Nothing wrong. A warning bell rang inside my head in a moment of lucidity — or paranoia. I had no way to know who this man really was.
Maybe the likeness to a former Soviet dictator was no coincidence. Maybe the KGB recruited for that. Maybe my parents were somewhere else in the airport, checking their watches, inquiring after me.
I saw myself thrown into the trunk of a dark sedan, bound and gagged, bruised against the spare tire as my “driver” weaved and swerved through the chaos of Moscow traffic, before I was dumped into a basement deep inside the infamous Lubyanka Prison, left there for hours with the taste of rope in my mouth, mesmerized by the swinging back and forth of a light on the ceiling, until finally placed before a line of faceless men who hissed unintelligible interrogatories at me.

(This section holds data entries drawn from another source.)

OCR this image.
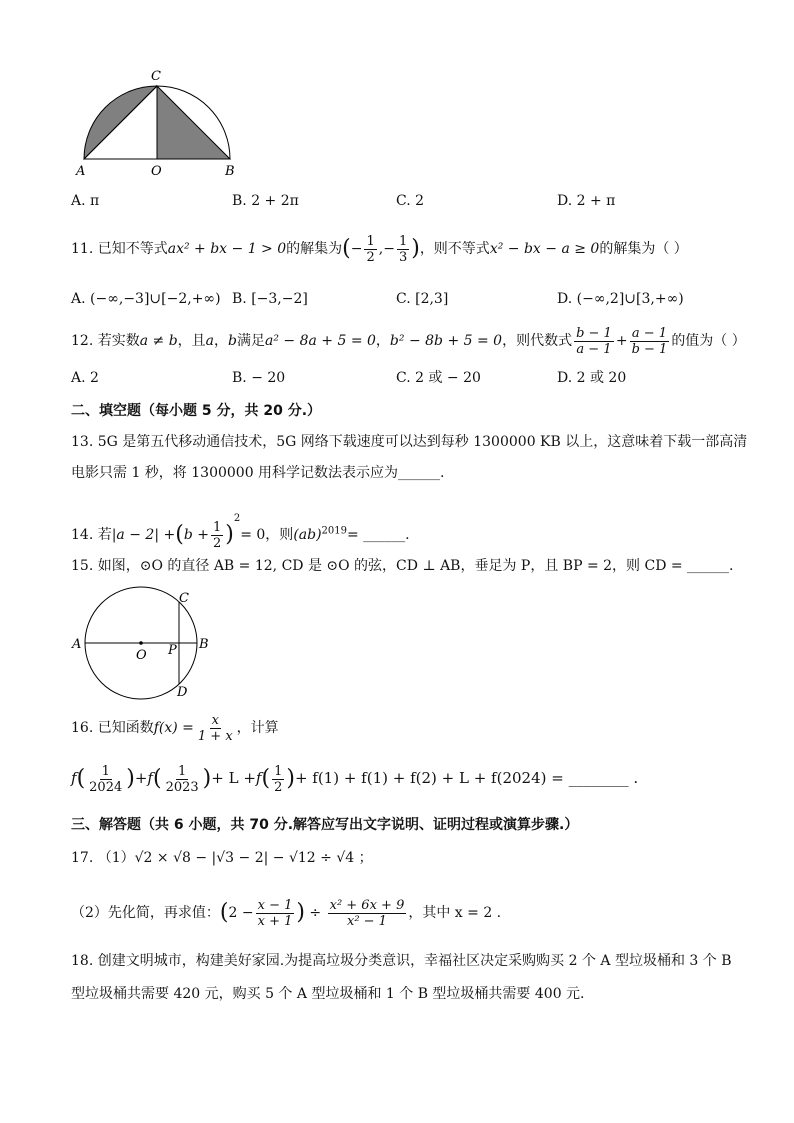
C
A	O	B
A. π	B. 2 + 2π	C. 2	D. 2 + π
11. 已知不等式ax² + bx − 1 > 0的解集为(− $\frac{1}{2}$ ,− $\frac{1}{3}$ )，则不等式x² − bx − a ≥ 0的解集为（ ）
A. (−∞,−3]∪[−2,+∞) B. [−3,−2]	C. [2,3]	D. (−∞,2]∪[3,+∞)
12. 若实数a ≠ b，且a，b满足a² − 8a + 5 = 0，b² − 8b + 5 = 0，则代数式 $\frac{b - 1}{a - 1} + \frac{a - 1}{b - 1}$ 的值为（ ）
A. 2	B. − 20	C. 2 或 − 20	D. 2 或 20
二、填空题（每小题 5 分，共 20 分.）
13. 5G 是第五代移动通信技术，5G 网络下载速度可以达到每秒 1300000 KB 以上，这意味着下载一部高清
电影只需 1 秒，将 1300000 用科学记数法表示应为______.
14. 若$|a - 2| +(b + \frac{1}{2} )^2= 0$，则(ab)$^{2019}$= ______.
15. 如图，⊙O 的直径 AB = 12, CD 是 ⊙O 的弦，CD ⊥ AB，垂足为 P，且 BP = 2，则 CD = ______.
A
O P B
C
D
16. 已知函数$f(x) = \frac{x}{1 + x}$ ，计算
$f( \frac{1}{2024} )+f( \frac{1}{2023}$ )+ $L +f( \frac{1}{2}$ )+ f(1) + f(1) + f(2) + L + f(2024) = ________ .
三、解答题（共 6 小题，共 70 分.解答应写出文字说明、证明过程或演算步骤.）
17. （1）√2 × √8 − |√3 − 2| − √12 ÷ √4 ；
（2）先化简，再求值：($2 - \frac{x - 1}{x + 1}$ ) ÷ $\frac{\text{x² + 6x + 9}}{\text{x² − 1}}$ ，其中 x = 2 .
18. 创建文明城市，构建美好家园.为提高垃圾分类意识，幸福社区决定采购购买 2 个 A 型垃圾桶和 3 个 B
型垃圾桶共需要 420 元，购买 5 个 A 型垃圾桶和 1 个 B 型垃圾桶共需要 400 元.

I’d seen Lubyanka Prison before from a car window and scoffed at the dreaded KGB headquarters, thinking myself bold, confident I had nothing to fear from its imposing facade. I was the son of U.S. diplomats. What could they do to me?
Now, following this stranger who carried my bag, I asked myself that question again. What could they do?
I thought I’d been safe. I’d laughed. Who’d be laughing now?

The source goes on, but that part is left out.